Rued Langgaard, Denmark's rugged individualist from the first half of the Twentieth Century, wrote sixteen symphonies. All of them have been recorded by a Polish orchestra conducted by Ilya Stupel on the Danacord label. Now another cycle is in progress, brought to us by Dausgaard and the DNRSO. This is the third release. Earlier discs have been devoted to Symphonies 6-8 (Da Capo 8.224180) and 9-11 (Da Capo 8.224182).
The Fourth and Fifth Symphonies were written during World War One, while Langgaard still was in his twenties, and before he became completely embittered to the Danish musical establishment that refused to understand or even to perform his works. Both symphonies betray the composer's interest in nature and its cyclical patterns. In English, the subtitle of the Fourth Symphony is "Leaf-fall." In the words of annotator Bendt Viinholt Nielsen, it is an "autumn diary" of sorts, beginning with what the composer identifies as a "despairing forest murmur" and continuing through "Tired" and "Over!," with stops in between. Less a symphony than a 23-minute symphonic poem, "Løvfald" eschews traditional thematic development in favor of a large and varied canvas of moods, impressions, and colors. What structure there is comes from the reappearance of certain themes and passages from time to time. The music conveys fatalism without depression – the inevitable squeezing of life from the summer forest, and the tense stillness that seems to precede the first snowfall. The late Romantic idiom is not difficult on the ears, and it is possible to hear the influence of Carl Nielsen and Jean Sibelius in this symphony. Pathos and strength commingle throughout.

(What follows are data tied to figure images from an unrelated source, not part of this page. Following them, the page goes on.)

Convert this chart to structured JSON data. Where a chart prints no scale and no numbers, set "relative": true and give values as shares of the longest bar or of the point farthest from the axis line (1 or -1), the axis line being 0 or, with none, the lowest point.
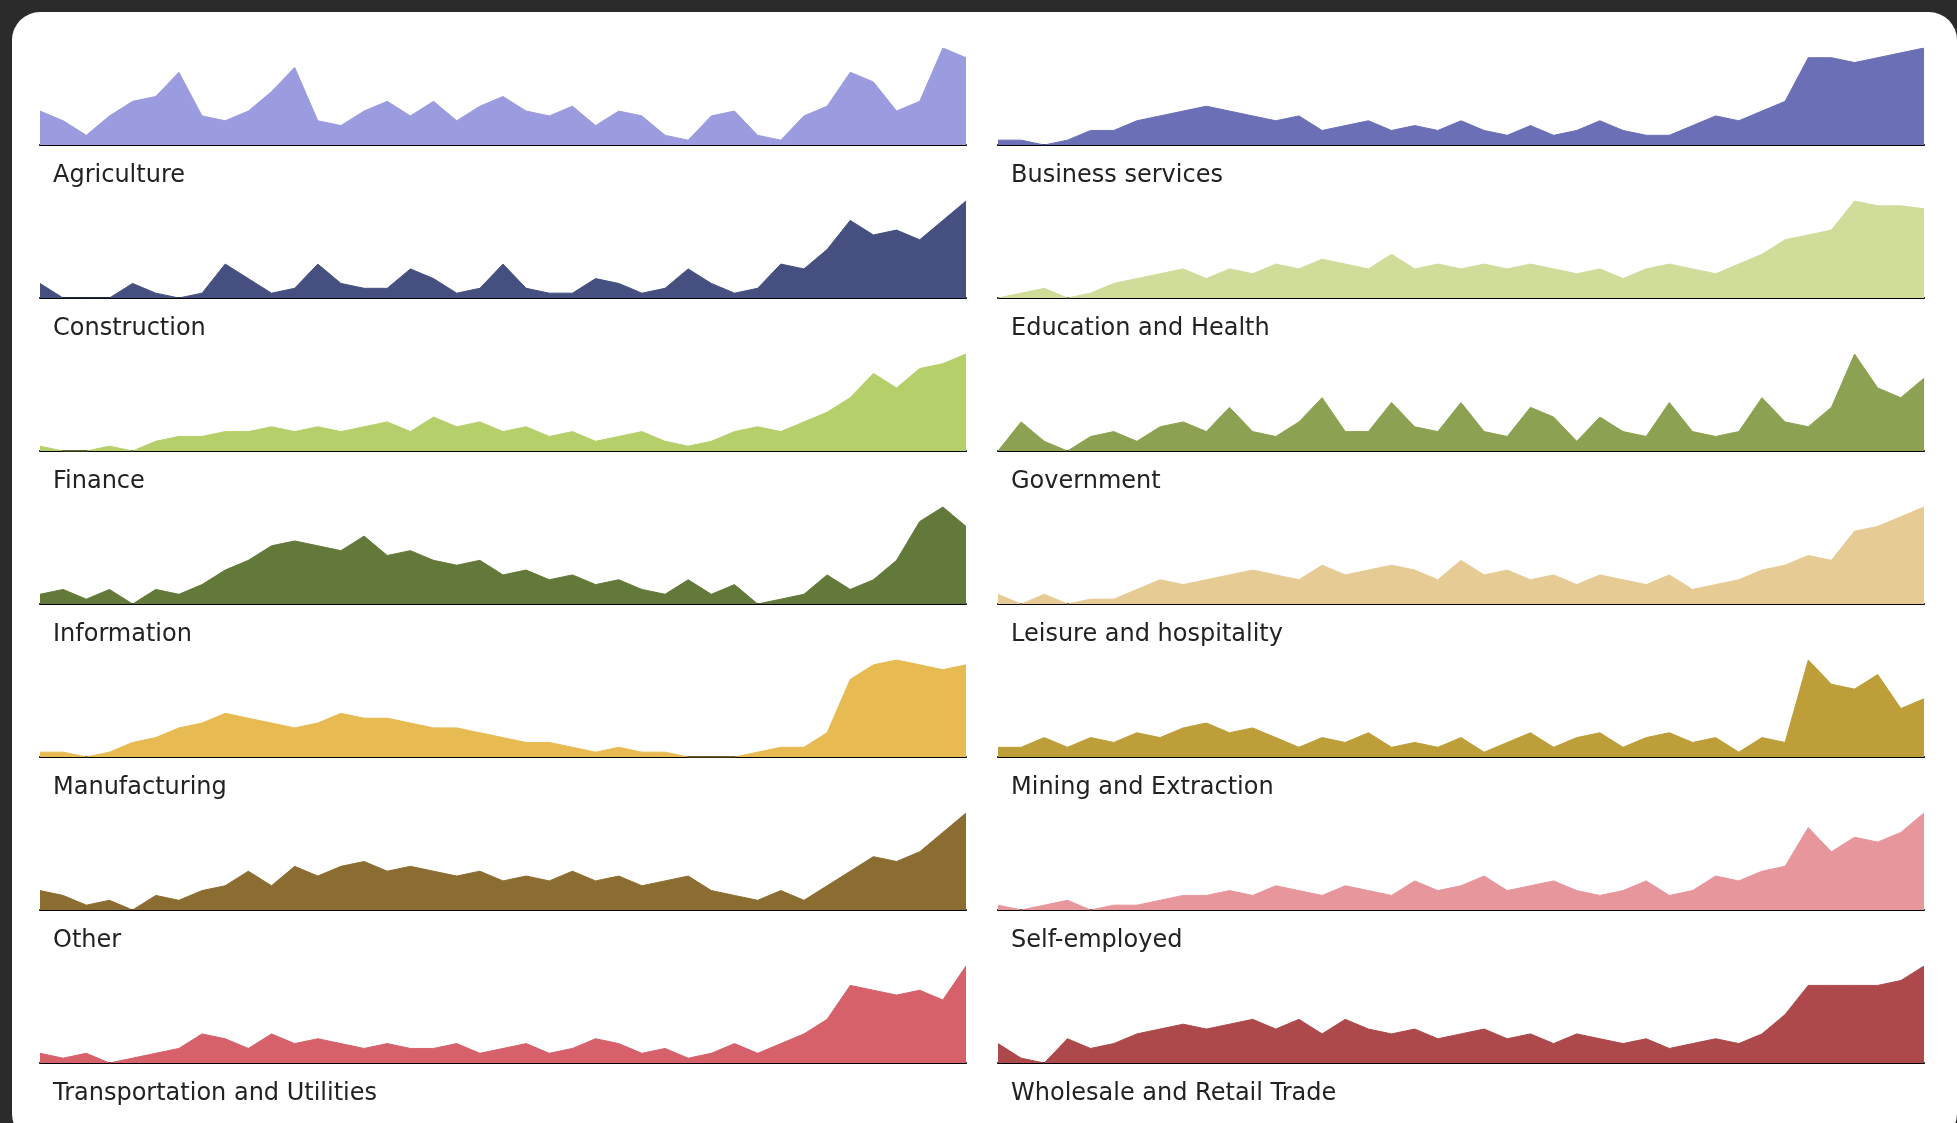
{
  "chart_data": [
    {
      "type": "area",
      "relative": true,
      "xlabel": "Agriculture",
      "color": "#9b9be0",
      "categories": [
        null,
        null,
        null,
        null,
        null,
        null,
        null,
        null,
        null,
        null,
        null,
        null,
        null,
        null,
        null,
        null,
        null,
        null,
        null,
        null,
        null,
        null,
        null,
        null,
        null,
        null,
        null,
        null,
        null,
        null,
        null,
        null,
        null,
        null,
        null,
        null,
        null,
        null,
        null,
        null,
        null
      ],
      "values": [
        0.35,
        0.25,
        0.1,
        0.3,
        0.45,
        0.5,
        0.75,
        0.3,
        0.25,
        0.35,
        0.55,
        0.8,
        0.25,
        0.2,
        0.35,
        0.45,
        0.3,
        0.45,
        0.25,
        0.4,
        0.5,
        0.35,
        0.3,
        0.4,
        0.2,
        0.35,
        0.3,
        0.1,
        0.05,
        0.3,
        0.35,
        0.1,
        0.05,
        0.3,
        0.4,
        0.75,
        0.65,
        0.35,
        0.45,
        1.0,
        0.9
      ]
    },
    {
      "type": "area",
      "relative": true,
      "xlabel": "Business services",
      "color": "#6b6fb5",
      "categories": [
        null,
        null,
        null,
        null,
        null,
        null,
        null,
        null,
        null,
        null,
        null,
        null,
        null,
        null,
        null,
        null,
        null,
        null,
        null,
        null,
        null,
        null,
        null,
        null,
        null,
        null,
        null,
        null,
        null,
        null,
        null,
        null,
        null,
        null,
        null,
        null,
        null,
        null,
        null,
        null,
        null
      ],
      "values": [
        0.05,
        0.05,
        0.0,
        0.05,
        0.15,
        0.15,
        0.25,
        0.3,
        0.35,
        0.4,
        0.35,
        0.3,
        0.25,
        0.3,
        0.15,
        0.2,
        0.25,
        0.15,
        0.2,
        0.15,
        0.25,
        0.15,
        0.1,
        0.2,
        0.1,
        0.15,
        0.25,
        0.15,
        0.1,
        0.1,
        0.2,
        0.3,
        0.25,
        0.35,
        0.45,
        0.9,
        0.9,
        0.85,
        0.9,
        0.95,
        1.0
      ]
    },
    {
      "type": "area",
      "relative": true,
      "xlabel": "Construction",
      "color": "#465080",
      "categories": [
        null,
        null,
        null,
        null,
        null,
        null,
        null,
        null,
        null,
        null,
        null,
        null,
        null,
        null,
        null,
        null,
        null,
        null,
        null,
        null,
        null,
        null,
        null,
        null,
        null,
        null,
        null,
        null,
        null,
        null,
        null,
        null,
        null,
        null,
        null,
        null,
        null,
        null,
        null,
        null,
        null
      ],
      "values": [
        0.15,
        0.0,
        0.0,
        0.0,
        0.15,
        0.05,
        0.0,
        0.05,
        0.35,
        0.2,
        0.05,
        0.1,
        0.35,
        0.15,
        0.1,
        0.1,
        0.3,
        0.2,
        0.05,
        0.1,
        0.35,
        0.1,
        0.05,
        0.05,
        0.2,
        0.15,
        0.05,
        0.1,
        0.3,
        0.15,
        0.05,
        0.1,
        0.35,
        0.3,
        0.5,
        0.8,
        0.65,
        0.7,
        0.6,
        0.8,
        1.0
      ]
    },
    {
      "type": "area",
      "relative": true,
      "xlabel": "Education and Health",
      "color": "#cfdc9a",
      "categories": [
        null,
        null,
        null,
        null,
        null,
        null,
        null,
        null,
        null,
        null,
        null,
        null,
        null,
        null,
        null,
        null,
        null,
        null,
        null,
        null,
        null,
        null,
        null,
        null,
        null,
        null,
        null,
        null,
        null,
        null,
        null,
        null,
        null,
        null,
        null,
        null,
        null,
        null,
        null,
        null,
        null
      ],
      "values": [
        0.0,
        0.05,
        0.1,
        0.0,
        0.05,
        0.15,
        0.2,
        0.25,
        0.3,
        0.2,
        0.3,
        0.25,
        0.35,
        0.3,
        0.4,
        0.35,
        0.3,
        0.45,
        0.3,
        0.35,
        0.3,
        0.35,
        0.3,
        0.35,
        0.3,
        0.25,
        0.3,
        0.2,
        0.3,
        0.35,
        0.3,
        0.25,
        0.35,
        0.45,
        0.6,
        0.65,
        0.7,
        1.0,
        0.95,
        0.95,
        0.92
      ]
    },
    {
      "type": "area",
      "relative": true,
      "xlabel": "Finance",
      "color": "#b5cf6b",
      "categories": [
        null,
        null,
        null,
        null,
        null,
        null,
        null,
        null,
        null,
        null,
        null,
        null,
        null,
        null,
        null,
        null,
        null,
        null,
        null,
        null,
        null,
        null,
        null,
        null,
        null,
        null,
        null,
        null,
        null,
        null,
        null,
        null,
        null,
        null,
        null,
        null,
        null,
        null,
        null,
        null,
        null
      ],
      "values": [
        0.05,
        0.0,
        0.0,
        0.05,
        0.0,
        0.1,
        0.15,
        0.15,
        0.2,
        0.2,
        0.25,
        0.2,
        0.25,
        0.2,
        0.25,
        0.3,
        0.2,
        0.35,
        0.25,
        0.3,
        0.2,
        0.25,
        0.15,
        0.2,
        0.1,
        0.15,
        0.2,
        0.1,
        0.05,
        0.1,
        0.2,
        0.25,
        0.2,
        0.3,
        0.4,
        0.55,
        0.8,
        0.65,
        0.85,
        0.9,
        1.0
      ]
    },
    {
      "type": "area",
      "relative": true,
      "xlabel": "Government",
      "color": "#8ca252",
      "categories": [
        null,
        null,
        null,
        null,
        null,
        null,
        null,
        null,
        null,
        null,
        null,
        null,
        null,
        null,
        null,
        null,
        null,
        null,
        null,
        null,
        null,
        null,
        null,
        null,
        null,
        null,
        null,
        null,
        null,
        null,
        null,
        null,
        null,
        null,
        null,
        null,
        null,
        null,
        null,
        null,
        null
      ],
      "values": [
        0.0,
        0.3,
        0.1,
        0.0,
        0.15,
        0.2,
        0.1,
        0.25,
        0.3,
        0.2,
        0.45,
        0.2,
        0.15,
        0.3,
        0.55,
        0.2,
        0.2,
        0.5,
        0.25,
        0.2,
        0.5,
        0.2,
        0.15,
        0.45,
        0.35,
        0.1,
        0.35,
        0.2,
        0.15,
        0.5,
        0.2,
        0.15,
        0.2,
        0.55,
        0.3,
        0.25,
        0.45,
        1.0,
        0.65,
        0.55,
        0.75
      ]
    },
    {
      "type": "area",
      "relative": true,
      "xlabel": "Information",
      "color": "#637939",
      "categories": [
        null,
        null,
        null,
        null,
        null,
        null,
        null,
        null,
        null,
        null,
        null,
        null,
        null,
        null,
        null,
        null,
        null,
        null,
        null,
        null,
        null,
        null,
        null,
        null,
        null,
        null,
        null,
        null,
        null,
        null,
        null,
        null,
        null,
        null,
        null,
        null,
        null,
        null,
        null,
        null,
        null
      ],
      "values": [
        0.1,
        0.15,
        0.05,
        0.15,
        0.0,
        0.15,
        0.1,
        0.2,
        0.35,
        0.45,
        0.6,
        0.65,
        0.6,
        0.55,
        0.7,
        0.5,
        0.55,
        0.45,
        0.4,
        0.45,
        0.3,
        0.35,
        0.25,
        0.3,
        0.2,
        0.25,
        0.15,
        0.1,
        0.25,
        0.1,
        0.2,
        0.0,
        0.05,
        0.1,
        0.3,
        0.15,
        0.25,
        0.45,
        0.85,
        1.0,
        0.8
      ]
    },
    {
      "type": "area",
      "relative": true,
      "xlabel": "Leisure and hospitality",
      "color": "#e7cb94",
      "categories": [
        null,
        null,
        null,
        null,
        null,
        null,
        null,
        null,
        null,
        null,
        null,
        null,
        null,
        null,
        null,
        null,
        null,
        null,
        null,
        null,
        null,
        null,
        null,
        null,
        null,
        null,
        null,
        null,
        null,
        null,
        null,
        null,
        null,
        null,
        null,
        null,
        null,
        null,
        null,
        null,
        null
      ],
      "values": [
        0.1,
        0.0,
        0.1,
        0.0,
        0.05,
        0.05,
        0.15,
        0.25,
        0.2,
        0.25,
        0.3,
        0.35,
        0.3,
        0.25,
        0.4,
        0.3,
        0.35,
        0.4,
        0.35,
        0.25,
        0.45,
        0.3,
        0.35,
        0.25,
        0.3,
        0.2,
        0.3,
        0.25,
        0.2,
        0.3,
        0.15,
        0.2,
        0.25,
        0.35,
        0.4,
        0.5,
        0.45,
        0.75,
        0.8,
        0.9,
        1.0
      ]
    },
    {
      "type": "area",
      "relative": true,
      "xlabel": "Manufacturing",
      "color": "#e7ba52",
      "categories": [
        null,
        null,
        null,
        null,
        null,
        null,
        null,
        null,
        null,
        null,
        null,
        null,
        null,
        null,
        null,
        null,
        null,
        null,
        null,
        null,
        null,
        null,
        null,
        null,
        null,
        null,
        null,
        null,
        null,
        null,
        null,
        null,
        null,
        null,
        null,
        null,
        null,
        null,
        null,
        null,
        null
      ],
      "values": [
        0.05,
        0.05,
        0.0,
        0.05,
        0.15,
        0.2,
        0.3,
        0.35,
        0.45,
        0.4,
        0.35,
        0.3,
        0.35,
        0.45,
        0.4,
        0.4,
        0.35,
        0.3,
        0.3,
        0.25,
        0.2,
        0.15,
        0.15,
        0.1,
        0.05,
        0.1,
        0.05,
        0.05,
        0.0,
        0.0,
        0.0,
        0.05,
        0.1,
        0.1,
        0.25,
        0.8,
        0.95,
        1.0,
        0.95,
        0.9,
        0.95
      ]
    },
    {
      "type": "area",
      "relative": true,
      "xlabel": "Mining and Extraction",
      "color": "#bd9e39",
      "categories": [
        null,
        null,
        null,
        null,
        null,
        null,
        null,
        null,
        null,
        null,
        null,
        null,
        null,
        null,
        null,
        null,
        null,
        null,
        null,
        null,
        null,
        null,
        null,
        null,
        null,
        null,
        null,
        null,
        null,
        null,
        null,
        null,
        null,
        null,
        null,
        null,
        null,
        null,
        null,
        null,
        null
      ],
      "values": [
        0.1,
        0.1,
        0.2,
        0.1,
        0.2,
        0.15,
        0.25,
        0.2,
        0.3,
        0.35,
        0.25,
        0.3,
        0.2,
        0.1,
        0.2,
        0.15,
        0.25,
        0.1,
        0.15,
        0.1,
        0.2,
        0.05,
        0.15,
        0.25,
        0.1,
        0.2,
        0.25,
        0.1,
        0.2,
        0.25,
        0.15,
        0.2,
        0.05,
        0.2,
        0.15,
        1.0,
        0.75,
        0.7,
        0.85,
        0.5,
        0.6
      ]
    },
    {
      "type": "area",
      "relative": true,
      "xlabel": "Other",
      "color": "#8c6d31",
      "categories": [
        null,
        null,
        null,
        null,
        null,
        null,
        null,
        null,
        null,
        null,
        null,
        null,
        null,
        null,
        null,
        null,
        null,
        null,
        null,
        null,
        null,
        null,
        null,
        null,
        null,
        null,
        null,
        null,
        null,
        null,
        null,
        null,
        null,
        null,
        null,
        null,
        null,
        null,
        null,
        null,
        null
      ],
      "values": [
        0.2,
        0.15,
        0.05,
        0.1,
        0.0,
        0.15,
        0.1,
        0.2,
        0.25,
        0.4,
        0.25,
        0.45,
        0.35,
        0.45,
        0.5,
        0.4,
        0.45,
        0.4,
        0.35,
        0.4,
        0.3,
        0.35,
        0.3,
        0.4,
        0.3,
        0.35,
        0.25,
        0.3,
        0.35,
        0.2,
        0.15,
        0.1,
        0.2,
        0.1,
        0.25,
        0.4,
        0.55,
        0.5,
        0.6,
        0.8,
        1.0
      ]
    },
    {
      "type": "area",
      "relative": true,
      "xlabel": "Self-employed",
      "color": "#e7969c",
      "categories": [
        null,
        null,
        null,
        null,
        null,
        null,
        null,
        null,
        null,
        null,
        null,
        null,
        null,
        null,
        null,
        null,
        null,
        null,
        null,
        null,
        null,
        null,
        null,
        null,
        null,
        null,
        null,
        null,
        null,
        null,
        null,
        null,
        null,
        null,
        null,
        null,
        null,
        null,
        null,
        null,
        null
      ],
      "values": [
        0.05,
        0.0,
        0.05,
        0.1,
        0.0,
        0.05,
        0.05,
        0.1,
        0.15,
        0.15,
        0.2,
        0.15,
        0.25,
        0.2,
        0.15,
        0.25,
        0.2,
        0.15,
        0.3,
        0.2,
        0.25,
        0.35,
        0.2,
        0.25,
        0.3,
        0.2,
        0.15,
        0.2,
        0.3,
        0.15,
        0.2,
        0.35,
        0.3,
        0.4,
        0.45,
        0.85,
        0.6,
        0.75,
        0.7,
        0.8,
        1.0
      ]
    },
    {
      "type": "area",
      "relative": true,
      "xlabel": "Transportation and Utilities",
      "color": "#d6616b",
      "categories": [
        null,
        null,
        null,
        null,
        null,
        null,
        null,
        null,
        null,
        null,
        null,
        null,
        null,
        null,
        null,
        null,
        null,
        null,
        null,
        null,
        null,
        null,
        null,
        null,
        null,
        null,
        null,
        null,
        null,
        null,
        null,
        null,
        null,
        null,
        null,
        null,
        null,
        null,
        null,
        null,
        null
      ],
      "values": [
        0.1,
        0.05,
        0.1,
        0.0,
        0.05,
        0.1,
        0.15,
        0.3,
        0.25,
        0.15,
        0.3,
        0.2,
        0.25,
        0.2,
        0.15,
        0.2,
        0.15,
        0.15,
        0.2,
        0.1,
        0.15,
        0.2,
        0.1,
        0.15,
        0.25,
        0.2,
        0.1,
        0.15,
        0.05,
        0.1,
        0.2,
        0.1,
        0.2,
        0.3,
        0.45,
        0.8,
        0.75,
        0.7,
        0.75,
        0.65,
        1.0
      ]
    },
    {
      "type": "area",
      "relative": true,
      "xlabel": "Wholesale and Retail Trade",
      "color": "#ad494a",
      "categories": [
        null,
        null,
        null,
        null,
        null,
        null,
        null,
        null,
        null,
        null,
        null,
        null,
        null,
        null,
        null,
        null,
        null,
        null,
        null,
        null,
        null,
        null,
        null,
        null,
        null,
        null,
        null,
        null,
        null,
        null,
        null,
        null,
        null,
        null,
        null,
        null,
        null,
        null,
        null,
        null,
        null
      ],
      "values": [
        0.2,
        0.05,
        0.0,
        0.25,
        0.15,
        0.2,
        0.3,
        0.35,
        0.4,
        0.35,
        0.4,
        0.45,
        0.35,
        0.45,
        0.3,
        0.45,
        0.35,
        0.3,
        0.35,
        0.25,
        0.3,
        0.35,
        0.25,
        0.3,
        0.2,
        0.3,
        0.25,
        0.2,
        0.25,
        0.15,
        0.2,
        0.25,
        0.2,
        0.3,
        0.5,
        0.8,
        0.8,
        0.8,
        0.8,
        0.85,
        1.0
      ]
    }
  ]
}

Langgaard continued to tinker with this symphony until as late as 1950, but it exists in a single version today. The summery Fifth Symphony is a different story, however, as there are two distinct versions. It is the second version that has been recorded in the past; this is the première recording of the first version, which has been published as a separate work. It is about five minutes shorter, and it contains a good deal of thematic material that is unique to it. Langgaard, apparently was inspired by the legend of nixes, male sirens of the woodland, if you will, who lure travelers to a watery death with their violin-playing. The subtitles "Elf Land" and "Steppe Landscape" also provide keys to the interpretation of this work. The first version is more episodically constructed, in the manner of the Fourth Symphony. The second version is based – loosely! – on sonata form. Again, this is rather free-form late Romantic music, and its idiom is typically Scandinavian.
Dausgaard and the DNRSO are polished, if a little reticent, in these works, and no one should be disappointed with these performances. (Stupel and his Polish orchestra really throw themselves into Langgaard, but the results are rawer.) Danish Radio's engineering gets the job done without spectacle.